大家看到上面代码中的action[‘format’]可能会觉得是这个字段，但实际上其实并没有使用这个字段，可以参考flatten_episode函数中的以下2行代码，action其实是使用了将来的state作为action。作者解释：for each robot, we can use a single space to accommodate both its proprioception $Z_{t}$ and action $a_{t}$ . This is because $a_{t}$ is usually a subset of the desired $Z_{t}$ 。另一方面（个人见解），不同机械臂的控制信号差异性会比较大，例如有的是用end effector坐标xyz控制，有的是用joint角度控制，有的是用xyz或joint角度的增量控制，有的还需要输入速度/角速度控制信号，可能会更加复杂一些。

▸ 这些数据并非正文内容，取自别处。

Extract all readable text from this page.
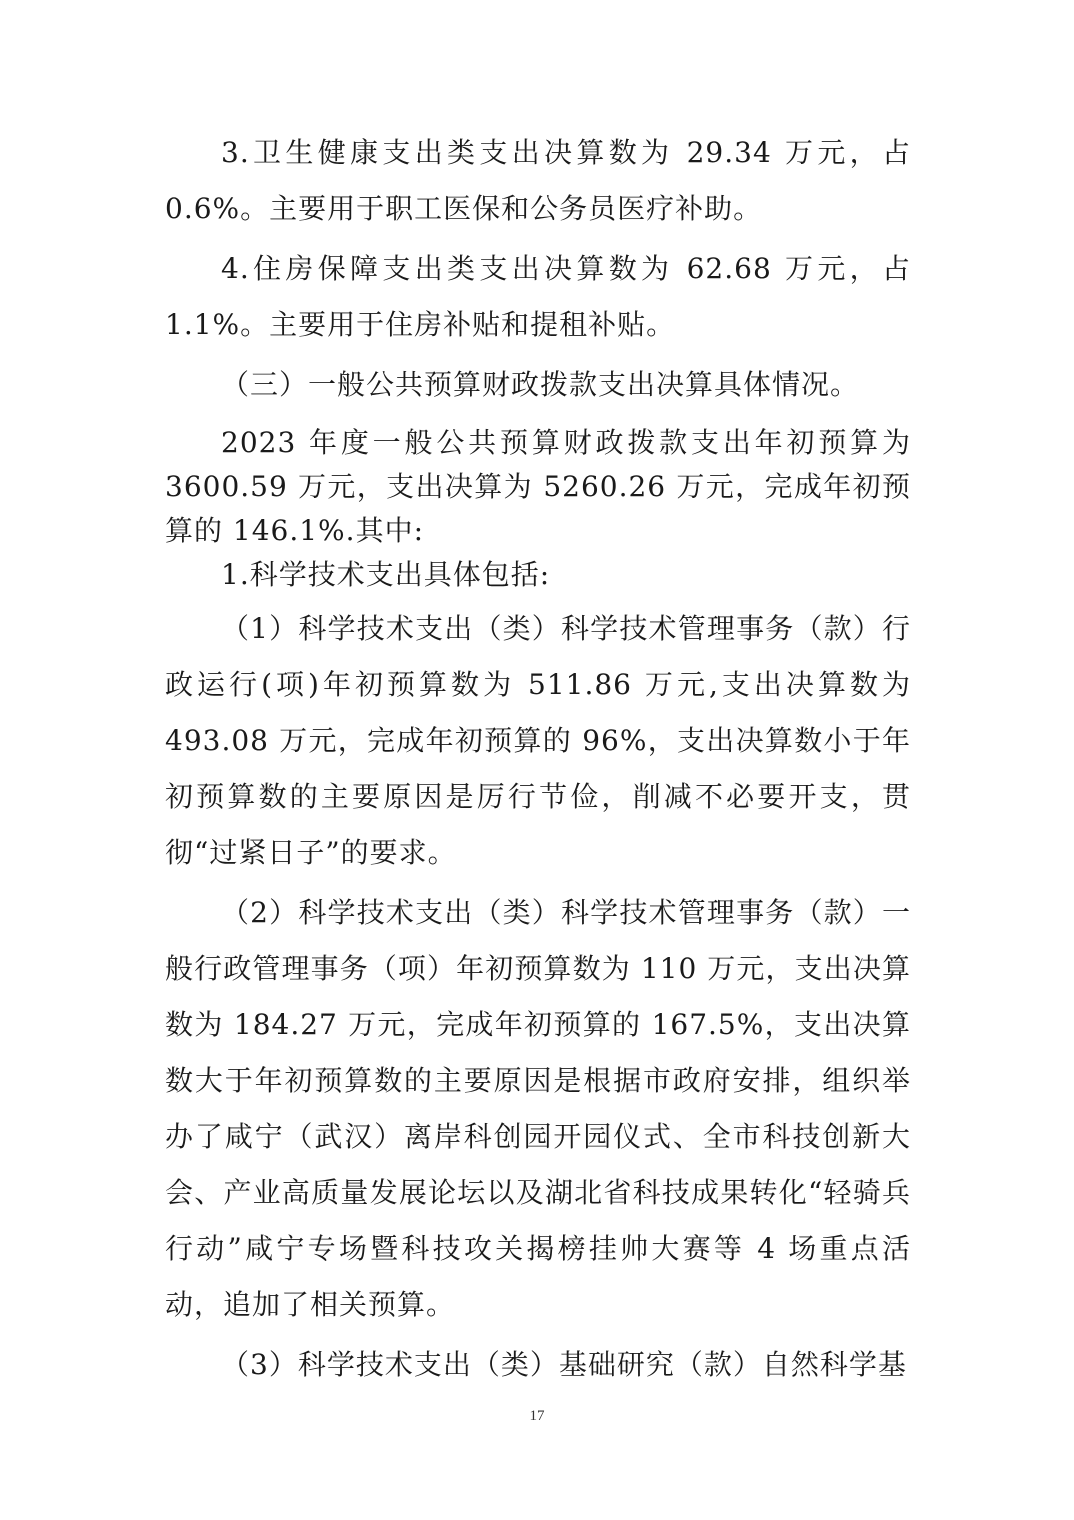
3.卫生健康支出类支出决算数为 29.34 万元，占 0.6%。主要用于职工医保和公务员医疗补助。

4.住房保障支出类支出决算数为 62.68 万元，占 1.1%。主要用于住房补贴和提租补贴。

（三）一般公共预算财政拨款支出决算具体情况。

2023 年度一般公共预算财政拨款支出年初预算为 3600.59 万元，支出决算为 5260.26 万元，完成年初预算的 146.1%.其中:

1.科学技术支出具体包括:

（1）科学技术支出（类）科学技术管理事务（款）行政运行(项)年初预算数为 511.86 万元,支出决算数为 493.08 万元，完成年初预算的 96%，支出决算数小于年初预算数的主要原因是厉行节俭，削减不必要开支，贯彻“过紧日子”的要求。

（2）科学技术支出（类）科学技术管理事务（款）一般行政管理事务（项）年初预算数为 110 万元，支出决算数为 184.27 万元，完成年初预算的 167.5%，支出决算数大于年初预算数的主要原因是根据市政府安排，组织举办了咸宁（武汉）离岸科创园开园仪式、全市科技创新大会、产业高质量发展论坛以及湖北省科技成果转化“轻骑兵行动”咸宁专场暨科技攻关揭榜挂帅大赛等 4 场重点活动，追加了相关预算。

（3）科学技术支出（类）基础研究（款）自然科学基

17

'action_chunk': future_states[i],
'action_chunk_time_mask': future_states_time_mask[i],

finetune

finetune一般是少量数据在上面pretrain的模型基础之上提升某个特定场景或机械臂的效果。上面pretrain使用的数据格式都是rlds格式，存储的文件是以record形式存储，用google的tfds库来读取，因为Open X-Embodiment用的是这种格式，所以作者也将其它非这种格式的转换成了这种格式。但在finetune中，作者使用了另外一种数据格式叫hdf5，下面这篇文件中讲到了这些数据格式，可以参考：

具身智能VLA方向模型fine-tune

在finetune的过程中，就没有使用pretrain所使用的producer&consumer模式了，而是直接从hdf5中加载数据，我想是因为数据量小的原因吧。另外，在这里使用了数据集中的action原始数据，这点与pretrain也不太一样，相当于给大家finetune时更多的修改空间。但大家若finetune需要注意action空间要跟state对齐。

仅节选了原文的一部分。